My lower back is sore and my arms feel tight and my shoulder blades are bruised. Carry more than 100 pounds of comic books in a backpack and in shoulder bags, while maneuvering through thousands of people, and see how you feel.
Skipped the panels and the gaming demonstrations, spent little time exploring the main floor, and bought very little at New York Comic Con, but since I didn’t go for the panels or for the gaming demonstrations or to buy anything, I don’t feel I missed out on anything. Instead, I sought out writers and artists, most of whom were more than happy to sign their books and swap stories about the X-Men.
Chris Claremont shared stories he never got to write, and Bob McLeod reminisced about the early days of the New Mutants, and Phil Jiminez talked about his experiences with Marvel and DC (and his thoughts on DC’s New 52).
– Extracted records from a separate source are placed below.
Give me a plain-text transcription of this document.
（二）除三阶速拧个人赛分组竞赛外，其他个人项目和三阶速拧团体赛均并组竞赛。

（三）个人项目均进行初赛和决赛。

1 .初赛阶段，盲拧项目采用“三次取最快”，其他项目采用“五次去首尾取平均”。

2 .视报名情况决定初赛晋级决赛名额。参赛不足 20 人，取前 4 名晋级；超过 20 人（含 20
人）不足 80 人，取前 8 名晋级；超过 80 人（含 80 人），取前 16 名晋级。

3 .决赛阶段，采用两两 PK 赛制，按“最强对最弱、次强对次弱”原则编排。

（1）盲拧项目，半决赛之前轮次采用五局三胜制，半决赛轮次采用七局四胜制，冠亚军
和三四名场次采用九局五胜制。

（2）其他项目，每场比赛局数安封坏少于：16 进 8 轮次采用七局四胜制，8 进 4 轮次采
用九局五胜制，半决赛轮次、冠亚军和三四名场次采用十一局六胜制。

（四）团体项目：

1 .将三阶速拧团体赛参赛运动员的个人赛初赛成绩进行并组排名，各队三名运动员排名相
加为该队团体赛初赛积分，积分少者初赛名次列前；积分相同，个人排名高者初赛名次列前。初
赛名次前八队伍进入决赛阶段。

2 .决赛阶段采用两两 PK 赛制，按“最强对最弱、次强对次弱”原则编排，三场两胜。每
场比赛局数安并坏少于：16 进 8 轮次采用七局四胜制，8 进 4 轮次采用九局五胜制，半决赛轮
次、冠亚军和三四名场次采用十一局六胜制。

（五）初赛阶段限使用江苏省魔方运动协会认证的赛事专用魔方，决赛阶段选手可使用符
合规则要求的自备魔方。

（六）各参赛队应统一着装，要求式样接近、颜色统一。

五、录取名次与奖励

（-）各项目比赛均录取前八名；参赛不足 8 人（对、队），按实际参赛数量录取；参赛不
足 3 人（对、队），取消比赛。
Billy Tan remembered that during his run on Uncanny X-Men, Rachel Summers wore hoop earrings, and Peter Beagle admitted that a couple of sentences had changed between one edition of The Last Unicorn and the next edition of the book.
Bill Willingham talked fables and princesses, and Peter David talked feedback about introducing a gay storyline into X-Factor (surprising, who hated the storyline the most).
I made Marjorie Liu blush (accidentally), sought out those involved with the Age of X X-Men storyline and Comic Book Tattoo (a collection of comic book stories based on Tori Amos songs), and I learned that Stephanie Hans based her rendering of Thor in the Exiled mini-series (crossing New Mutants with Journey Into Mystery) with the character that Vincent D’Onofrio played in Adventures in Babysitting. I was worried that Rick Remender, whose stories are some of the best being told in the X-family of books, would be a dick, but he isn’t, and all of this, and more, the reason I have bruises for shoulder blades and a sore lower back.